Public attitudes to the use of AI in DfT consultations and correspondence
Posted 24.11.2023
Posted 24.11.2023
Background and summary
Background and summary of methodology The Department for Transport (DfT) is exploring how it can apply artificial intelligence (AI) and machine learning (ML) to improve efficiency and quality across its work. In particular, DfT has been exploring how generative AI could be used in two different scenarios: 1) the analysis of consultation responses and 2) supporting the drafting of responses to external correspondence.
Consequently, DfT commissioned Thinks Insight & Strategy to conduct research with the
public to explore:
1.1 Public knowledge around AI and its various applications.
1.2 Sentiments around the application of AI with regards to the specific use cases.
1.3 Public opinion regarding the benefits and risks involved with the application of AI.
1.4 The best ways to communicate with the public about these use cases.
To achieve these aims Thinks Insight & Strategy undertook a multi-stage research approach including: three deliberative workshops in London, Newport and Glasgow (each with 24 members of the public), 10 in depth interviews with engaged citizens and nine in depth interviews with DfT stakeholders.
Key findings
This research revealed eight key findings:
1.1 Despite low confidence in their knowledge of AI, participants believed that AI will be
an important technology of the future. They therefore believe it is inevitable and appropriate that the UK Government (and consequently DfT) will utilise it for a variety of tasks.
1.2 Participants spontaneously believed that the key benefits of AI use are speed and efficiency and the key risks associated with its use are concerns around job losses, humans becoming overly dependent upon it and a loss of a ‘human touch’.
1.3 Both use cases (consultations and correspondence) were low salience activities for the general public. Whilst these participants were able to articulate views about each use case, in the context of low salience it is unlikely that either proposed use case will elicit strong reactions from the general public outside of a research context.
1.4 Views of the benefits of AI remained consistent when discussing both use cases.
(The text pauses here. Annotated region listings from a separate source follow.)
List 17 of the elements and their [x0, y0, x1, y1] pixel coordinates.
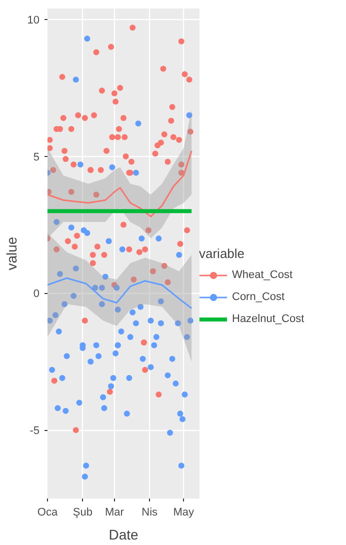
x-tick-label: May — [173, 506, 195, 518]
x-tick-label: Nis — [142, 506, 158, 518]
line-series — [48, 277, 192, 309]
y-axis-title: value — [3, 236, 20, 270]
y-tick-label: -5 — [30, 425, 40, 438]
x-axis-title: Date — [108, 526, 138, 542]
legend-label: Wheat_Cost — [232, 269, 293, 281]
y-tick-label: 10 — [27, 14, 40, 26]
line-series — [48, 150, 192, 218]
legend-label: Corn_Cost — [232, 291, 285, 303]
legend-title: variable — [199, 246, 246, 261]
x-tick-label: Mar — [104, 506, 124, 518]
x-tick-label: Oca — [37, 506, 58, 518]
y-tick-label: 0 — [33, 288, 40, 300]
x-tick-label: Şub — [72, 506, 92, 518]
legend-label: Hazelnut_Cost — [232, 313, 304, 325]
y-tick-label: 5 — [33, 151, 40, 164]
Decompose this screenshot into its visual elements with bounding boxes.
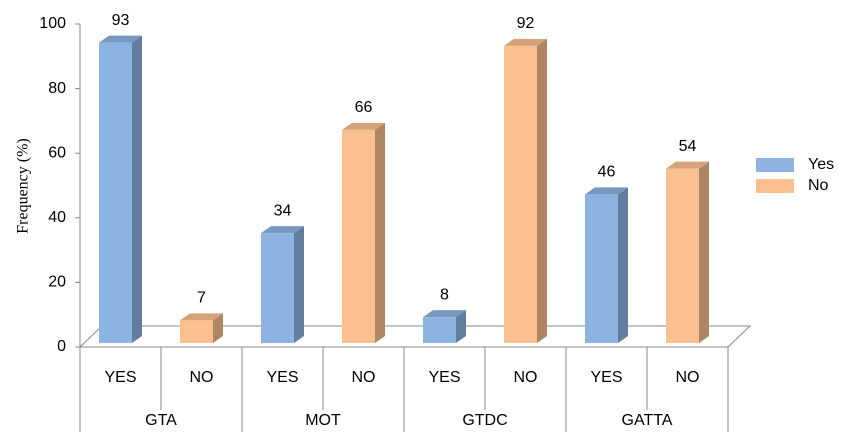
y-tick-label: 80 [48,80,66,97]
sub-label: NO [676,369,700,386]
bar-top [585,187,628,195]
sub-label: NO [352,369,376,386]
bar-side [375,122,385,343]
value-label: 46 [598,164,616,181]
group-label: GTDC [462,412,507,429]
bar-side [294,226,304,343]
value-label: 8 [440,286,449,303]
value-label: 54 [679,138,697,155]
sub-label: YES [428,369,460,386]
group-label: GATTA [622,412,673,429]
bar [261,233,294,343]
value-label: 93 [112,12,130,29]
sub-label: YES [590,369,622,386]
bar-top [180,313,223,321]
bar-top [666,161,709,169]
bar-top [99,35,142,43]
bar [99,42,132,344]
legend-label: Yes [808,156,834,173]
bar-top [504,38,547,46]
bar [180,320,213,343]
legend-label: No [808,177,829,194]
bar [342,129,375,343]
sub-label: NO [190,369,214,386]
value-label: 66 [355,99,373,116]
value-label: 92 [517,15,535,32]
sub-label: YES [266,369,298,386]
legend-swatch [756,158,794,172]
bar-side [213,313,223,343]
value-label: 7 [197,290,206,307]
bar [423,317,456,343]
bar-top [342,122,385,130]
y-tick-label: 60 [48,144,66,161]
group-label: GTA [145,412,177,429]
bar-side [699,161,709,343]
bar-top [423,310,466,318]
legend-swatch [756,179,794,193]
bar-side [132,35,142,344]
group-label: MOT [305,412,341,429]
bar [666,168,699,343]
y-tick-label: 40 [48,209,66,226]
bar-side [618,187,628,343]
floor [78,325,752,348]
bar [504,45,537,344]
bar-side [537,38,547,344]
bar-side [456,310,466,343]
sub-label: NO [514,369,538,386]
y-tick-label: 100 [39,15,66,32]
value-label: 34 [274,202,292,219]
bar [585,194,618,343]
y-tick-label: 20 [48,274,66,291]
sub-label: YES [104,369,136,386]
y-axis-title: Frequency (%) [15,138,32,234]
bar-top [261,226,304,234]
y-tick-label: 0 [57,338,66,355]
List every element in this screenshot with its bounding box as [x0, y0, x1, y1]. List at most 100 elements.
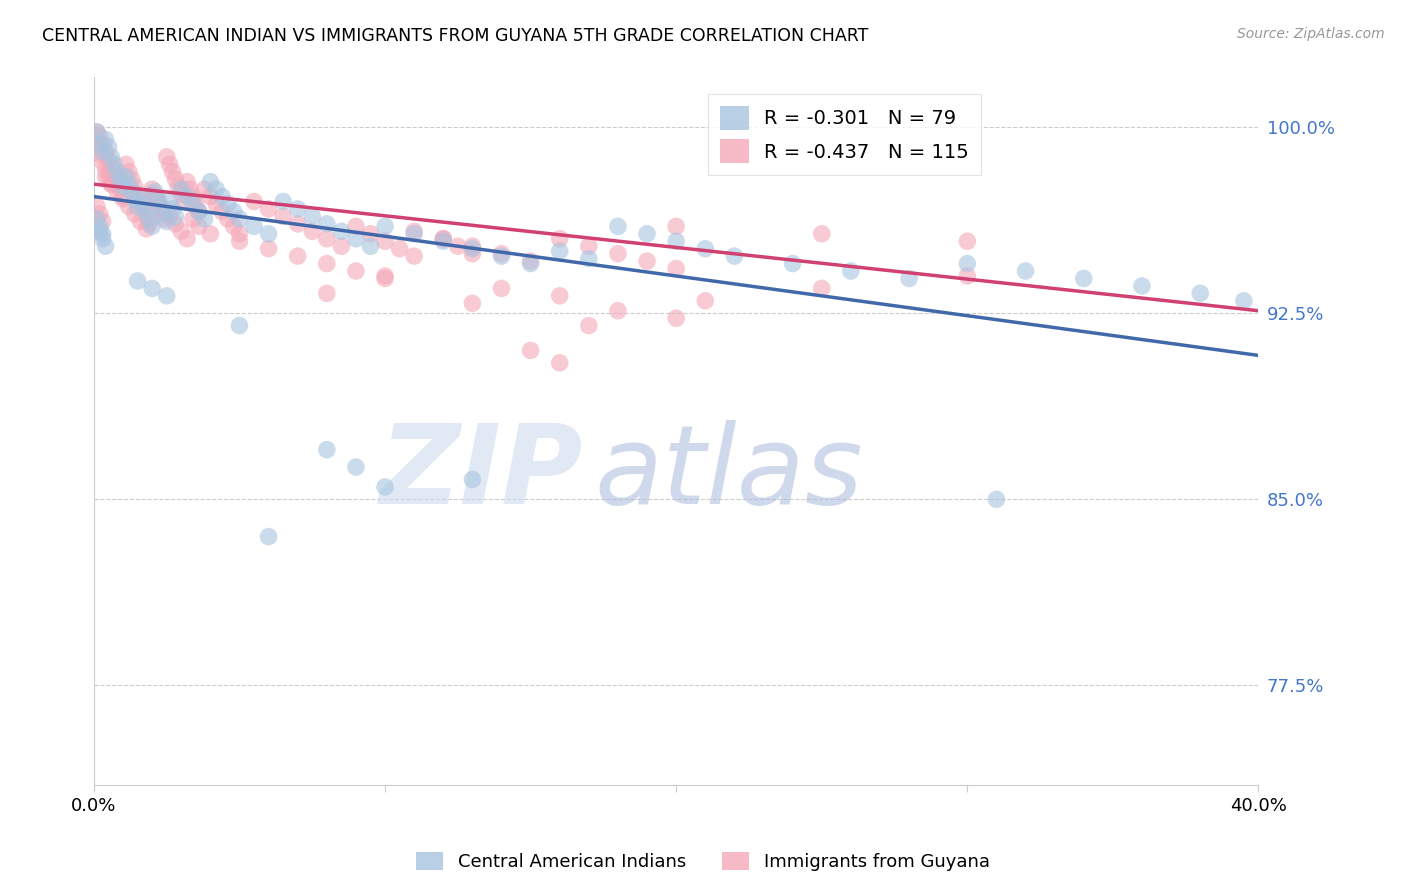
- Point: [432, 234, 454, 248]
- Point: [315, 286, 337, 301]
- Point: [257, 202, 280, 216]
- Point: [167, 179, 190, 194]
- Point: [315, 442, 337, 457]
- Point: [173, 194, 195, 209]
- Point: [121, 172, 143, 186]
- Point: [135, 204, 157, 219]
- Point: [141, 187, 163, 202]
- Point: [898, 271, 921, 285]
- Point: [665, 234, 688, 248]
- Point: [89, 224, 111, 238]
- Point: [461, 246, 484, 260]
- Point: [181, 211, 204, 226]
- Point: [97, 169, 120, 184]
- Point: [94, 239, 117, 253]
- Point: [162, 202, 184, 216]
- Point: [152, 211, 174, 226]
- Point: [257, 242, 280, 256]
- Point: [89, 207, 111, 221]
- Point: [548, 356, 571, 370]
- Point: [374, 480, 396, 494]
- Point: [243, 194, 266, 209]
- Point: [135, 210, 157, 224]
- Point: [344, 232, 367, 246]
- Text: atlas: atlas: [595, 420, 863, 527]
- Point: [127, 187, 149, 202]
- Point: [374, 219, 396, 234]
- Point: [94, 169, 117, 184]
- Point: [149, 199, 172, 213]
- Point: [360, 239, 382, 253]
- Point: [129, 214, 152, 228]
- Point: [132, 197, 155, 211]
- Point: [519, 343, 541, 358]
- Point: [86, 125, 108, 139]
- Point: [211, 204, 233, 219]
- Point: [103, 167, 125, 181]
- Point: [548, 289, 571, 303]
- Point: [548, 244, 571, 259]
- Point: [461, 242, 484, 256]
- Point: [156, 214, 179, 228]
- Point: [159, 194, 181, 209]
- Point: [105, 185, 128, 199]
- Point: [156, 289, 179, 303]
- Point: [86, 211, 108, 226]
- Point: [181, 197, 204, 211]
- Point: [344, 219, 367, 234]
- Point: [607, 246, 630, 260]
- Point: [1073, 271, 1095, 285]
- Point: [1189, 286, 1212, 301]
- Point: [519, 256, 541, 270]
- Point: [176, 232, 198, 246]
- Point: [115, 169, 138, 184]
- Point: [578, 318, 600, 333]
- Point: [112, 192, 135, 206]
- Point: [165, 210, 187, 224]
- Point: [86, 199, 108, 213]
- Point: [86, 125, 108, 139]
- Point: [143, 189, 166, 203]
- Point: [1014, 264, 1036, 278]
- Point: [193, 211, 215, 226]
- Point: [986, 492, 1008, 507]
- Point: [94, 162, 117, 177]
- Point: [184, 197, 207, 211]
- Point: [607, 303, 630, 318]
- Point: [91, 227, 114, 241]
- Point: [374, 234, 396, 248]
- Point: [810, 281, 832, 295]
- Point: [200, 175, 222, 189]
- Point: [176, 189, 198, 203]
- Point: [159, 210, 181, 224]
- Point: [636, 227, 658, 241]
- Point: [162, 165, 184, 179]
- Point: [344, 460, 367, 475]
- Point: [152, 202, 174, 216]
- Point: [170, 224, 193, 238]
- Point: [287, 217, 309, 231]
- Point: [118, 165, 141, 179]
- Point: [149, 204, 172, 219]
- Point: [156, 150, 179, 164]
- Point: [228, 234, 250, 248]
- Point: [217, 197, 239, 211]
- Point: [100, 160, 122, 174]
- Point: [89, 147, 111, 161]
- Point: [127, 199, 149, 213]
- Point: [129, 189, 152, 203]
- Point: [200, 189, 222, 203]
- Point: [165, 217, 187, 231]
- Point: [810, 227, 832, 241]
- Point: [170, 187, 193, 202]
- Point: [301, 224, 323, 238]
- Point: [636, 254, 658, 268]
- Point: [100, 177, 122, 191]
- Point: [782, 256, 804, 270]
- Point: [461, 473, 484, 487]
- Point: [181, 189, 204, 203]
- Point: [91, 154, 114, 169]
- Point: [388, 242, 411, 256]
- Point: [578, 239, 600, 253]
- Point: [91, 214, 114, 228]
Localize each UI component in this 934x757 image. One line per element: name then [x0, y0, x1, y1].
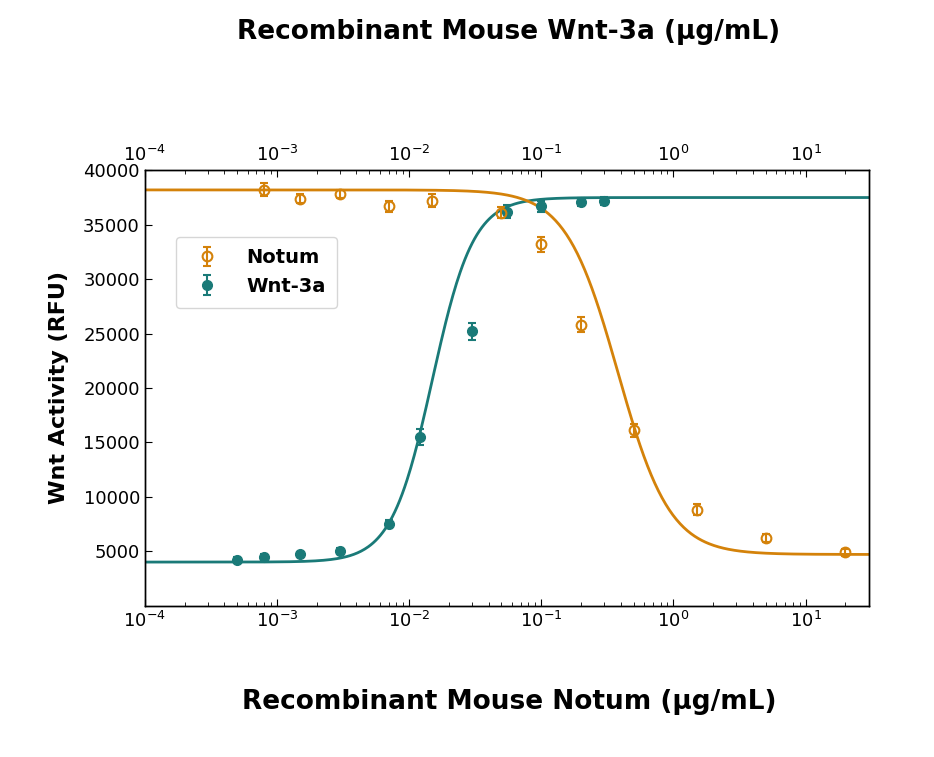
Text: Recombinant Mouse Notum (μg/mL): Recombinant Mouse Notum (μg/mL) [242, 690, 776, 715]
Legend: Notum, Wnt-3a: Notum, Wnt-3a [177, 237, 337, 307]
Text: Recombinant Mouse Wnt-3a (μg/mL): Recombinant Mouse Wnt-3a (μg/mL) [237, 19, 781, 45]
Y-axis label: Wnt Activity (RFU): Wnt Activity (RFU) [50, 272, 69, 504]
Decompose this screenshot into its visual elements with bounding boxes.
These benefits were most compelling when focused on how they will impact the public rather than DfT (e.g. a faster response to correspondence is more compelling than the task taking up less of DfT’s time).
1.5 Views of the most important risks shifted somewhat when discussing specific use cases with participants focusing much more on quality and accuracy of outputs. There was a consensus that increased speed was only valuable if AI was producing high quality outputs.
1.6 When they were first shown the two use cases, participants tended to be much more comfortable with AI being used internally at the Department to analyse consultation responses rather than for being used to draft external correspondence. This was driven primarily by a concern about AI’s ability to draft empathetic responses to more emotional messages.
1.7 DfT’s proposed mitigations addressed some of the participants’ concerns, meaning that most ended the sessions feeling comfortable with AI being used for consultations. However, some participants wanted more reassurance on the topic of correspondence including whether humans would properly quality check AI outputs.
1.8 In line with their responses to the use cases, participants’ guiding principles for DfT use of AI focus on quality, accountability and transparency.